Learning Effective Dynamics across Spatio-Temporal Scales of Complex Flows
Han Gao, Sebastian Kaltenbach, Petros Koumoutsakos
TL;DR
The paper tackles the challenge of simulating multiscale spatiotemporal dynamics in incompressible flows on unstructured meshes, where full-resolution CFD is too expensive. It introduces Graph-LED, which combines a graph neural network (GNN) encoder–decoder for spatial dimension reduction with a Transformer-based autoregressive temporal model to forecast reduced dynamics. The method maps the high-dimensional state $U_0$ to a latent $Z_0$, propagates for $n$ steps via the Transformer, and decodes back to $U_n$; training is decoupled for efficiency.
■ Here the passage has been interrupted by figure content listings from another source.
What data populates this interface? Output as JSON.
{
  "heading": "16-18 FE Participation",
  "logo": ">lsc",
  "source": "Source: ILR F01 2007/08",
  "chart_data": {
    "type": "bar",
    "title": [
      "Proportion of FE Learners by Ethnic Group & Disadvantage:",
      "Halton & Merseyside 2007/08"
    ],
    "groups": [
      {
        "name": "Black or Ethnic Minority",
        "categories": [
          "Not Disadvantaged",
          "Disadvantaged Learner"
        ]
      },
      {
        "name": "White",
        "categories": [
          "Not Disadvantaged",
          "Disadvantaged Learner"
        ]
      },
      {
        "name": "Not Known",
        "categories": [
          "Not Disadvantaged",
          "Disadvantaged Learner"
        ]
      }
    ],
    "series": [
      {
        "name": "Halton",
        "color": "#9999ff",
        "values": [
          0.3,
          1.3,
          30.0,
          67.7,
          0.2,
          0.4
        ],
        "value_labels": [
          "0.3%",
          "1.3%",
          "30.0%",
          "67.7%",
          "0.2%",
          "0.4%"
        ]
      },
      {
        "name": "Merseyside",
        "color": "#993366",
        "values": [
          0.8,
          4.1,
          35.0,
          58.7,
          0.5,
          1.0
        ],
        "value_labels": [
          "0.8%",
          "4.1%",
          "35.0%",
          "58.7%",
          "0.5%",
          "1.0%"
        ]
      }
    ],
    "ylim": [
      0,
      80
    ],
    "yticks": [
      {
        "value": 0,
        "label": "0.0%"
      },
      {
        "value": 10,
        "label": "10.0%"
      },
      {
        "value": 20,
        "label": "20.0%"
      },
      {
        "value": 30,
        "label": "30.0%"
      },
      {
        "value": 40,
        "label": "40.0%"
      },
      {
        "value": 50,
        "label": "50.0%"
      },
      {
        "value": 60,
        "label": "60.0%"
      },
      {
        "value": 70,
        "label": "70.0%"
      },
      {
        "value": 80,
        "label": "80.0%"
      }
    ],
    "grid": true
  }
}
Evaluations on flow past a cylinder at $Re=696$ and flow over a backward-facing step at $Re=5000$ show close agreement with high-fidelity simulations while delivering up to $900$-fold speedups, outperforming existing graph-based baselines on key metrics.
Abstract
Modeling and simulation of complex fluid flows with dynamics that span multiple spatio-temporal scales is a fundamental challenge in many scientific and engineering domains. Full-scale resolving simulations for systems such as highly turbulent flows are not feasible in the foreseeable future, and reduced-order models must capture dynamics that involve interactions across scales. In the present work, we propose a novel framework, Graph-based Learning of Effective Dynamics (Graph-LED), that leverages graph neural networks (GNNs), as well as an attention-based autoregressive model, to extract the effective dynamics from a small amount of simulation data. GNNs represent flow fields on unstructured meshes as graphs and effectively handle complex geometries and non-uniform grids. The proposed method combines a GNN based, dimensionality reduction for variable-size unstructured meshes with an autoregressive temporal attention model that can learn temporal dependencies automatically. We evaluated the proposed approach on a suite of fluid dynamics problems, including flow past a cylinder and flow over a backward-facing step over a range of Reynolds numbers. The results demonstrate robust and effective forecasting of spatio-temporal physics; in the case of the flow past a cylinder, both small-scale effects that occur close to the cylinder as well as its wake are accurately captured.